As long as there is at least one victim of a foreign tyrrany who asks for help in defending his or her person or property, then libetarian theory allows for others to provide this help. Whatever rules one determines regarding tax funding for such efforts or collateral casualties apply regardless of whether the victim lives in California or Iraq. The notion that the libertarian interventionist is playing utilitarian by balancing foreign casualties against future foreign freedom is a little much. It is rather the argument that war is bad and so noninterventionism good that is making a broad rule-utilitarian judgement. If one ignores such consequences, then the principle is that people may aid the victim regardless of geography.
While the U.S. Constitution might not allow for such activity by the U.S. government, a libertarian interventionist would simply propose that the U.S. Constitution be amended. Of course, many imperialist projects have been defended using the logic of preventative war. Such an approach could be used to make libertarian interventionism consistent with the U.S. Constitution. It is promoting the common defense. In the long run, a libertarian world will be secure from international threats are very low costs.
While I believe that a policy of libertarian imperialism is likely to postpone the day of a libertarian world is acheived and not worth the costs anyway, I don't see where the U.S. Constitution mandates my judgement.
In my view, a libertarian can support grandiose imperialism to defend freedom throughout the world. Or even a more limited intervention supporting the lesser of evils in international struggles.

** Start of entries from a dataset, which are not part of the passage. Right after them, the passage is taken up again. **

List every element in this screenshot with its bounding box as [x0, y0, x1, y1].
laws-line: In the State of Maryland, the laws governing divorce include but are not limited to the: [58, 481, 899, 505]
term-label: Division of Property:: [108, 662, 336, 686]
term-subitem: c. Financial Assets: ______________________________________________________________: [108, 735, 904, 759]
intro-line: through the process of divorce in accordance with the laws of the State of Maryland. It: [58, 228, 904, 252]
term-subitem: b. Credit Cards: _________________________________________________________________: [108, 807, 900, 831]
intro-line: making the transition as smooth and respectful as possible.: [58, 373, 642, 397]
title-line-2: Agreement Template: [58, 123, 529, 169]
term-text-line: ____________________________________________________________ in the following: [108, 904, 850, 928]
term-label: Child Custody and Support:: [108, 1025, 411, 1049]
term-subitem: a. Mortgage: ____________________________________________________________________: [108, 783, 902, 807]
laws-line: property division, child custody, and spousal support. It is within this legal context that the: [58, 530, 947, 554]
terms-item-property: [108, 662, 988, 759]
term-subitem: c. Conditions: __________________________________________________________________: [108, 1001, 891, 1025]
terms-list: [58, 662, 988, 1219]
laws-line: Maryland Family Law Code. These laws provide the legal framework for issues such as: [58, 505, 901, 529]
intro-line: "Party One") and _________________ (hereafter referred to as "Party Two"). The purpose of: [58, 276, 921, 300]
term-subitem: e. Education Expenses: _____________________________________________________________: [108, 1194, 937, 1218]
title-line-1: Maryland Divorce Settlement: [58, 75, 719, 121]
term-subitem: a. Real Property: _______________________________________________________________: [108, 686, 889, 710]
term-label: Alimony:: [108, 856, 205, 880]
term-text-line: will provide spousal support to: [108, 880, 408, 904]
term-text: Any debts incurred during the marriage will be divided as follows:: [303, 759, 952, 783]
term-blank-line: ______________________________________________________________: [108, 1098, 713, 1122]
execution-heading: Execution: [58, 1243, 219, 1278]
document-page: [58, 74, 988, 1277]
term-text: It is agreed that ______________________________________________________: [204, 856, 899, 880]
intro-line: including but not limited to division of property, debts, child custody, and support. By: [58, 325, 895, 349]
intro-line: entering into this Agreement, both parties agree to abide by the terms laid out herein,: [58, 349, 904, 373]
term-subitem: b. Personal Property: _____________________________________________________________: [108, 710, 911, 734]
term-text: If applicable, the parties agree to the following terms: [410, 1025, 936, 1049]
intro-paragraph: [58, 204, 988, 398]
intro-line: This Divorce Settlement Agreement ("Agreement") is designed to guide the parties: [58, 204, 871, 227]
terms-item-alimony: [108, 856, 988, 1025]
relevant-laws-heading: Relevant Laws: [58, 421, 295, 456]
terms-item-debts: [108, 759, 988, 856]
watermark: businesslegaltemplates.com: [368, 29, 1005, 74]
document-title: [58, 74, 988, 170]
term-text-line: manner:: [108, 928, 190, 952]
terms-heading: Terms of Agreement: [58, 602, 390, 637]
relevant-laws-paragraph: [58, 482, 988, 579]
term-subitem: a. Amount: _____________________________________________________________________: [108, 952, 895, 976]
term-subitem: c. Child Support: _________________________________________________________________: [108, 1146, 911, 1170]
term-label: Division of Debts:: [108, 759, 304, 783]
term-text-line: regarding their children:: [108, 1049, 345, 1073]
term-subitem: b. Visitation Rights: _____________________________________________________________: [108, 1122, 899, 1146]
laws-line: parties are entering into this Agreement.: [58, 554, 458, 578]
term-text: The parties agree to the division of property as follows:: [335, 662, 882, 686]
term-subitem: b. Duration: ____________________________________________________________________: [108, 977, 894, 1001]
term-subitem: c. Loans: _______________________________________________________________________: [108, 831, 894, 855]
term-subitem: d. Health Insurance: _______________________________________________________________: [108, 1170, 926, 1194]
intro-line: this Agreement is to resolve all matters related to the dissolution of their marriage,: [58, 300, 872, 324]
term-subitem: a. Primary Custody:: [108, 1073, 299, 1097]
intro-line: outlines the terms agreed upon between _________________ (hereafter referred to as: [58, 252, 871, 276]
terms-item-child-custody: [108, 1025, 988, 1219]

I do believe these are unwise policies. In particular, invading Iraq was a bad idea and the situation worsens the longer the occupation continues. But those who disagree with my views may well still be libertarians. Libertarian interventionism is not an oxymoron.
I believe that opposing an expanding foreign empire on its periphery is a sensible policy. And so, I do support intervention in some situations. At this time, however, I don't believe any intervention is desirable.